Johannesburg: The South African public official who led a probe into allegations that President Jacob Zuma spent millions of public money upgrading his home on Sunday blasted a report clearing the embattled leader of any wrongdoing.

Zuma was last week exonerated by the police minister over the long-running scandal and will not have to repay any of the $24 million (Dh88 million) spent on improvements at his rural homestead, which included a swimming pool, an amphitheatre and a cattle enclosure.

Public Protector Thuli Madonsela, the country’s ombudswoman, had originally ruled in March last year that Zuma and his family had “benefited unduly” from the work on his home in Nkandla in the eastern KwaZulu-Natal province.

She told South Africa’s City Press in an article published on Sunday that Zuma should still be made to pay and lashed out at “shortcomings” in the police minister’s report.

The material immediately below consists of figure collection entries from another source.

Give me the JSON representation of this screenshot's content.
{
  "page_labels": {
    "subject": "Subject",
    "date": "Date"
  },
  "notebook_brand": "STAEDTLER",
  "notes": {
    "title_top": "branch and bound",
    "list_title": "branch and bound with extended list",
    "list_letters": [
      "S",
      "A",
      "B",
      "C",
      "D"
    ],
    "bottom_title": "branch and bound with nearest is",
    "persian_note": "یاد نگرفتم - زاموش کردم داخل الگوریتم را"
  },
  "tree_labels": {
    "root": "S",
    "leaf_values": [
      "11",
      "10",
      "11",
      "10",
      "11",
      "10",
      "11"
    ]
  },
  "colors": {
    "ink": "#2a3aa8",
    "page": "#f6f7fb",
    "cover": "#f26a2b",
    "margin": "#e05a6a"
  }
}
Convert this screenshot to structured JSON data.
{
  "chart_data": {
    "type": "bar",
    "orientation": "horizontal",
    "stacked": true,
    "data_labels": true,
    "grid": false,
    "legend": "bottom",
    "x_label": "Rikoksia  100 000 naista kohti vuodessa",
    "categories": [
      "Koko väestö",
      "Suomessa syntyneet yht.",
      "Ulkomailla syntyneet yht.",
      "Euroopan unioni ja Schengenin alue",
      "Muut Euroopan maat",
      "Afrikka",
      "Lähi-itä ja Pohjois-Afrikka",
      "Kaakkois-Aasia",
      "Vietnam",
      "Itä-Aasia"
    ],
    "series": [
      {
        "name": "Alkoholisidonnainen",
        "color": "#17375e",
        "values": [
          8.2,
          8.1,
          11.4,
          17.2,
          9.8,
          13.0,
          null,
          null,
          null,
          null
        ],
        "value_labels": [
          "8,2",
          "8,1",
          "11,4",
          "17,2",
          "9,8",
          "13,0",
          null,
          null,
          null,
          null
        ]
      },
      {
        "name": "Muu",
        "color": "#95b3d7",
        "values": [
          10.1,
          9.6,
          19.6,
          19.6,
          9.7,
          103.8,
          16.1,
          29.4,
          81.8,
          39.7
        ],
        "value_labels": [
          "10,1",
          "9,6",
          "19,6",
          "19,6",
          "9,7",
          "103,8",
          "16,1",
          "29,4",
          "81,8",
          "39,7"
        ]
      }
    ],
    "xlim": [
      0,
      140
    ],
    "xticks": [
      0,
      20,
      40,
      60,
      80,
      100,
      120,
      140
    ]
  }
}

She conceded the wording she had used in her own report was too soft.

“I should have said he benefited improperly and unlawfully,” Madonsela said. “The president must pay, I have already said that.”

The amount spent on Zuma’s home would buy several luxury homes in the economic capital Johannesburg or on the scenic Cape coast.

The lavish spending has angered many in a country where poverty remains widespread 21 years after the formal end of apartheid.

Police Minister Nkosinathi Nhleko, who Zuma himself had tasked to determine how much the president should pay back, said on Thursday that the upgrades were all necessary for security reasons, and described the pool as a “firepool” needed to fight any blaze at the homestead.

Madonsela blasted Nhleko’s report as full of “half-truths, inaccuracies and distortions”, saying he should have costed all non-security items and then agreed on what was “humanly fair and reasonable” to be paid by Zuma.

The main opposition Democratic Alliance last week described the police minister’s findings as “an insult to the South African people” and said it would consider legal action.

Archbishop emeritus Desmond Tutu, regarded internationally as a moral authority, also accused the government of “humiliating” South Africa by allowing Zuma to get away with the spending.